Swift, the Belgium-based financial messaging cooperative, has carried out experiments demonstrating how AI and secure cross-border data collaboration could help reduce fraud in international payments.
In partnership with 13 global financial institutions, the tests applied privacy-enhancing technologies (PETs) to allow participants to exchange fraud-related insights securely across jurisdictions.
In one case, PETs enabled the real-time verification of intelligence on suspicious accounts, potentially shortening the time needed to identify international financial crime networks and preventing fraudulent payments from being executed.
Another case combined PETs with federated learning, an AI technique that trains models locally at each institution without sharing customer data.
Using synthetic data from ten million artificial transactions, the model was twice as effective in detecting known frauds compared with one trained on a single institution’s data.
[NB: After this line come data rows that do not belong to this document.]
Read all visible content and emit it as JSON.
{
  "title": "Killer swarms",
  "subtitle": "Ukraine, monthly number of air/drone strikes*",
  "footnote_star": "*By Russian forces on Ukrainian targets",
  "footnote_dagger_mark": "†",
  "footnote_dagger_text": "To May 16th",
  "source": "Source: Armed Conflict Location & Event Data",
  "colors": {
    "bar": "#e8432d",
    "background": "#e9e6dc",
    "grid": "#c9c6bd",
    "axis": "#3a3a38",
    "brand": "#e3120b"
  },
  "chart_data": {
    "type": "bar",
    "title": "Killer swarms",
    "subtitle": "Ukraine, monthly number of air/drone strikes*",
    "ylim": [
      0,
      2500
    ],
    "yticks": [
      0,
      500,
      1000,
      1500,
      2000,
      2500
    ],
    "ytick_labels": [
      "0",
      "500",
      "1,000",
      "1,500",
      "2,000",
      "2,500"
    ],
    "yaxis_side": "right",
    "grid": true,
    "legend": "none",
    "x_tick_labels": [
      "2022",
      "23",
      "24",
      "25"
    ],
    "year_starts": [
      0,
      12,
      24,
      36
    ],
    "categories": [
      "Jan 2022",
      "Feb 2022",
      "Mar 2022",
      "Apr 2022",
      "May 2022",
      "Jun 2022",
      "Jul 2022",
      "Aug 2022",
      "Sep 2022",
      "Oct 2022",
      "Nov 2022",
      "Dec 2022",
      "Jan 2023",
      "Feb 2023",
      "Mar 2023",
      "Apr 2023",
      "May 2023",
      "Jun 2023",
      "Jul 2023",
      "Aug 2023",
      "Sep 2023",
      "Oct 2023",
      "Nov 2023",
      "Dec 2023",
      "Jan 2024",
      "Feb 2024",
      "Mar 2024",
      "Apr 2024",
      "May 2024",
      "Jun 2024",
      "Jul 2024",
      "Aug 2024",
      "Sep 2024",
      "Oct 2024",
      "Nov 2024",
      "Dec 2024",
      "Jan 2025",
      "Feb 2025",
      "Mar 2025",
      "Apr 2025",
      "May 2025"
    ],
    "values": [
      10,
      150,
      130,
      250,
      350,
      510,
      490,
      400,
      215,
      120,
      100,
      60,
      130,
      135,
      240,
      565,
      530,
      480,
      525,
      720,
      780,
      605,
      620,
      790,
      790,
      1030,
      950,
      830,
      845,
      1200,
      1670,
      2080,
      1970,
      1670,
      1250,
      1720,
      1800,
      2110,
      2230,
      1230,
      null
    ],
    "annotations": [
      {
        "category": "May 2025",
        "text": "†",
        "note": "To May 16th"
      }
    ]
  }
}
Rachel Levi, Head of AI at Swift, said:

“These experiments demonstrate the convening power of Swift as a trusted cooperative at the heart of global finance. A united, industry-wide fraud defence will always be stronger than one put up by a single institution acting alone.
“The industry loses billions to fraud each year, but by enabling the secure sharing of intelligence across borders we’re paving the way for this figure to be significantly reduced, and allowing fraud to be stopped in a matter of minutes, not hours or days.”
Swift plans to expand participation before moving to a second phase of trials using real transaction data to assess the impact of the technologies in live environments.
The cooperative has been exploring AI’s role in financial services, with more than 50 use cases ranging from proofs of concept to live applications.
Financial crime is estimated to have cost the sector US$485 billion in 2023.
Earlier this year, Swift introduced an AI-enhanced Payments Controls Service to support smaller financial institutions in identifying potentially fraudulent activity in real time.
Institutions involved in the experiments included ANZ, BNY and Intesa Sanpaolo, alongside technology partners such as Google Cloud.